I wonder if expensive musical instruments fall into the category of "think I can tell the difference, but I'm fooling myself"
Depends. My main area of expertise here is acoustic instruments, where design, quality of materials, and quality of manufacture play a significant part in both the cost and the quality of the instrument.
At my level of playing, I know that I could quite easily tell the difference between a £100, £1000, £10000, and £30000 violin (I know this because we had a little game amongst a bunch of us once to pick them out) . The higher-priced two were harder for me to tell apart, so I'm not confident I'd be able to, say, pick out a £2m Stradivarius. Indeed, I gather that some top spec instruments sound worse in the hands of less experienced players, so the Strad might be harder for me to play as well as the £1000 one. But, played by an expert, it is not hard to identify the qualities of a really good (ie., expensive) instrument.
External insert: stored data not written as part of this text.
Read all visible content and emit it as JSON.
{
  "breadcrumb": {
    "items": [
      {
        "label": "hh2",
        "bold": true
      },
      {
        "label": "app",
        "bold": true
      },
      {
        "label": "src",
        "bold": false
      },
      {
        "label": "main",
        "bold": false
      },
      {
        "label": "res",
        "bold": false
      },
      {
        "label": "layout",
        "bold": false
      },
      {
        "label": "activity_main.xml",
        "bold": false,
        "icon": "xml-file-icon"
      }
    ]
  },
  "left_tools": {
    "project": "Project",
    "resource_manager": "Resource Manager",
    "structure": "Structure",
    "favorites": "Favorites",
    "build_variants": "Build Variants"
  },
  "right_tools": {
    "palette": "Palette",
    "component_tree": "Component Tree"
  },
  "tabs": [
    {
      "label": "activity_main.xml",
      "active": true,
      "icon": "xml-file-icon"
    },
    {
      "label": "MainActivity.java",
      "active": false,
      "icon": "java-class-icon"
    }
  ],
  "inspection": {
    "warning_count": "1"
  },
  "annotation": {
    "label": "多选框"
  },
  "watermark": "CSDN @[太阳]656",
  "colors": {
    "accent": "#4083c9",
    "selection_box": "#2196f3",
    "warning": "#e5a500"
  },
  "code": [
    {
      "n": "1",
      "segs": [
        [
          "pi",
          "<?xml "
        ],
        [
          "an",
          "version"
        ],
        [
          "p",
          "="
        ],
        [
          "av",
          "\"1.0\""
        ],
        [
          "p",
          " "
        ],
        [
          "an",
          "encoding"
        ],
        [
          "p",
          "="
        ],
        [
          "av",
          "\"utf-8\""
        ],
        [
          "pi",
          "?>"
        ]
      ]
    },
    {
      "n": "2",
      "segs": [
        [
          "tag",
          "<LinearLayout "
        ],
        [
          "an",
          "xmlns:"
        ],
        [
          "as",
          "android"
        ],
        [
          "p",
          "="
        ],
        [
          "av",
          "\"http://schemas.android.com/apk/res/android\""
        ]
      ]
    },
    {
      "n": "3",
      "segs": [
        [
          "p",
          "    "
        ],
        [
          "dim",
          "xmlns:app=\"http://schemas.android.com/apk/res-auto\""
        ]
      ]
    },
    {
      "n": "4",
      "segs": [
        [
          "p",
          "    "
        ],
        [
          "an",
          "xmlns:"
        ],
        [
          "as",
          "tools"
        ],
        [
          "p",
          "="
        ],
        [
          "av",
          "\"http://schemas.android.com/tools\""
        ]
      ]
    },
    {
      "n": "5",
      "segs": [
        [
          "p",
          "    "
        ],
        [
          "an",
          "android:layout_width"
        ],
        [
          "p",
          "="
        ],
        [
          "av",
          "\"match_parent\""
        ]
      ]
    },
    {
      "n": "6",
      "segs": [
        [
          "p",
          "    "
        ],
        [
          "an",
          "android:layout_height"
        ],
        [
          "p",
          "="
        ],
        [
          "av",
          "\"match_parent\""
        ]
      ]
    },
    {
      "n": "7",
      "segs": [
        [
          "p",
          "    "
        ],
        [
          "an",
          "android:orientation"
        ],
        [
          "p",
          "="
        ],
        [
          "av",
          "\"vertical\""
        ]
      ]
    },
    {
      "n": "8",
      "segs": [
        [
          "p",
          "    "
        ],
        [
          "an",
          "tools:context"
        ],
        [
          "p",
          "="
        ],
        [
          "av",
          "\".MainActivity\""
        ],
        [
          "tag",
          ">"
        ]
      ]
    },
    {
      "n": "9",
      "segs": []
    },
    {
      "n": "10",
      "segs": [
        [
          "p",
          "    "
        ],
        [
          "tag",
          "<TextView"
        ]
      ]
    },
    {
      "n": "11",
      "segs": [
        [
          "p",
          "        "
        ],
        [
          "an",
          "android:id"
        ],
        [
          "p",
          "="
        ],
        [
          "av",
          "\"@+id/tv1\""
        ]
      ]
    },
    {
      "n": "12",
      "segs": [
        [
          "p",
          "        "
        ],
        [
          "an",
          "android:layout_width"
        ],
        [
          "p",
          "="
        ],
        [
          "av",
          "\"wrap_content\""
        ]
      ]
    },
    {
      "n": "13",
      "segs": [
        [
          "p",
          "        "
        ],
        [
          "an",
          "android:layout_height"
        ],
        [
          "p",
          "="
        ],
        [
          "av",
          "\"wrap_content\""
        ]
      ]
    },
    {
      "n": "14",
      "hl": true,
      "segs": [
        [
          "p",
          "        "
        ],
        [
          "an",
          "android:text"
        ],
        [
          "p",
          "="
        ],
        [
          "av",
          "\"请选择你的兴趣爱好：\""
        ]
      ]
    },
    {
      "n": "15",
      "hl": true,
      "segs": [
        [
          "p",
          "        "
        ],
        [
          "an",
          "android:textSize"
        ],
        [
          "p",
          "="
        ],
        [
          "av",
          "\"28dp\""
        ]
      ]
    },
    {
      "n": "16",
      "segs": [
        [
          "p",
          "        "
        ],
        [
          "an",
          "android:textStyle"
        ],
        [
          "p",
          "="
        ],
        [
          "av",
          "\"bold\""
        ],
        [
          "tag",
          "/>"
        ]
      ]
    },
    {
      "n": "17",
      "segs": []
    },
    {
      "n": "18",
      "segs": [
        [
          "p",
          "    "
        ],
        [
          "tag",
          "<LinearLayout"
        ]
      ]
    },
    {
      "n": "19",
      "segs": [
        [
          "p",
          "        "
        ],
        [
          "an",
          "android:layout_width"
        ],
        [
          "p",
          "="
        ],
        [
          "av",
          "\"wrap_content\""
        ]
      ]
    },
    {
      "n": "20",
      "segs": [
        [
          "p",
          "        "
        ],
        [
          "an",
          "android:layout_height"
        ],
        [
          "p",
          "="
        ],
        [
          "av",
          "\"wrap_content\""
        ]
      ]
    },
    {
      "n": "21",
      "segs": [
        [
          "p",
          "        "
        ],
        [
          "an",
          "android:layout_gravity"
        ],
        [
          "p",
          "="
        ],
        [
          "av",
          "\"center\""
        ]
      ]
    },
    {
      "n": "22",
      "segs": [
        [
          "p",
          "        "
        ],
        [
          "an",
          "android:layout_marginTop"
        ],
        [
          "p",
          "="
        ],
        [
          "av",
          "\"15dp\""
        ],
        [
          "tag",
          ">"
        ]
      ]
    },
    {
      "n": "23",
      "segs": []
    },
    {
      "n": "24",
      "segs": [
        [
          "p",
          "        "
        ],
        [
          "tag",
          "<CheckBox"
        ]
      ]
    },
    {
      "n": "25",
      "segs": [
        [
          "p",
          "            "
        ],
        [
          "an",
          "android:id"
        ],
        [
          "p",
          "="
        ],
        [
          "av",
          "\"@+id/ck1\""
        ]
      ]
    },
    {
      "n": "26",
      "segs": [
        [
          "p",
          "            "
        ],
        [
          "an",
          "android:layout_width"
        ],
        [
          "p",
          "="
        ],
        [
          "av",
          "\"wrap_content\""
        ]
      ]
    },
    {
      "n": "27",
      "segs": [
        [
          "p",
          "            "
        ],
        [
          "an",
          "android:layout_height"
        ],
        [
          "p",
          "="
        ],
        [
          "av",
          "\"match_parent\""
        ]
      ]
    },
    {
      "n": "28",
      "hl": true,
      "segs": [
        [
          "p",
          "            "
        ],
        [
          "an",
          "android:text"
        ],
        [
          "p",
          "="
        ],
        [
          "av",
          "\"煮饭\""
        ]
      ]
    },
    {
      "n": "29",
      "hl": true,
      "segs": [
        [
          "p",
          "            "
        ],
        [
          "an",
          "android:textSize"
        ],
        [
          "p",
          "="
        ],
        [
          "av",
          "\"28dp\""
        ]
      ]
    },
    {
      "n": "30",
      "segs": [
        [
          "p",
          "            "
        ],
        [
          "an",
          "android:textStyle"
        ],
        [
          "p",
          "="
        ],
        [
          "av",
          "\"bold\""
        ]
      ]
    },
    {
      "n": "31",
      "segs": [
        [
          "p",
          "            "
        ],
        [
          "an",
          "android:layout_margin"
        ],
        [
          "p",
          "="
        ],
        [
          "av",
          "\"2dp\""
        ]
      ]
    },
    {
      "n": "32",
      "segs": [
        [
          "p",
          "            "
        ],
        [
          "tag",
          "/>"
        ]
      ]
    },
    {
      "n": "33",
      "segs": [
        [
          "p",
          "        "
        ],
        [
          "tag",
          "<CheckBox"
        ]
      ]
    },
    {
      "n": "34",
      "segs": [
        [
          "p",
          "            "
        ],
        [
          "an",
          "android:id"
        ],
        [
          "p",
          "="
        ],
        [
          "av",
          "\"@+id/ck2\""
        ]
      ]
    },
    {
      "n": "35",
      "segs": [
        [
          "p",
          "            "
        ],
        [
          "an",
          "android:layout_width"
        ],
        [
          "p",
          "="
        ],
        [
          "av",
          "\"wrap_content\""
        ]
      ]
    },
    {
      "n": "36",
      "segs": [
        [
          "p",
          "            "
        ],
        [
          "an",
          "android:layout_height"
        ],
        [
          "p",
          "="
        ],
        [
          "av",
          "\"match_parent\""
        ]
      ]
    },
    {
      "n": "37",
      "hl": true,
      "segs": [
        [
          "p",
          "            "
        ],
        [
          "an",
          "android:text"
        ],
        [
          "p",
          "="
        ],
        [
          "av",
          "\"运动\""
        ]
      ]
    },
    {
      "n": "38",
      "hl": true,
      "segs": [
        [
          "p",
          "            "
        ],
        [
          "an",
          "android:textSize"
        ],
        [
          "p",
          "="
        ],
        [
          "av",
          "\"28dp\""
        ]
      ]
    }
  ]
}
And it is quite surprising how closely cost correlates with quality. In the test above, the £1000 fiddle was mine - given (lent, really) to me by my dad - a 1796 German effort that was probably made as a "pit fiddle" to be owned by a theatre. It caused some confusion amongst other players, as it plays like a much better instruments, perhaps one 2-5 times its value. The reason for that is that its valuation is very low (hence the reason my dad had it - he paid £40 for it in 1973),because it had been badly damaged, and repaired well enough, but not cosmetically. So it served a a handy blind in our unscientific test.
With electric instruments, I cannot see how the same might not prevail - there is still a lot of scope for quality of manufacture and materials there, too.
And remember that the user base for higher end musical instruments already has a high degree of training and skill, so are less likely to be misled by marketing dazzlement over practical, subjective listening, and I bet that's as true of Strats as it is of Strads.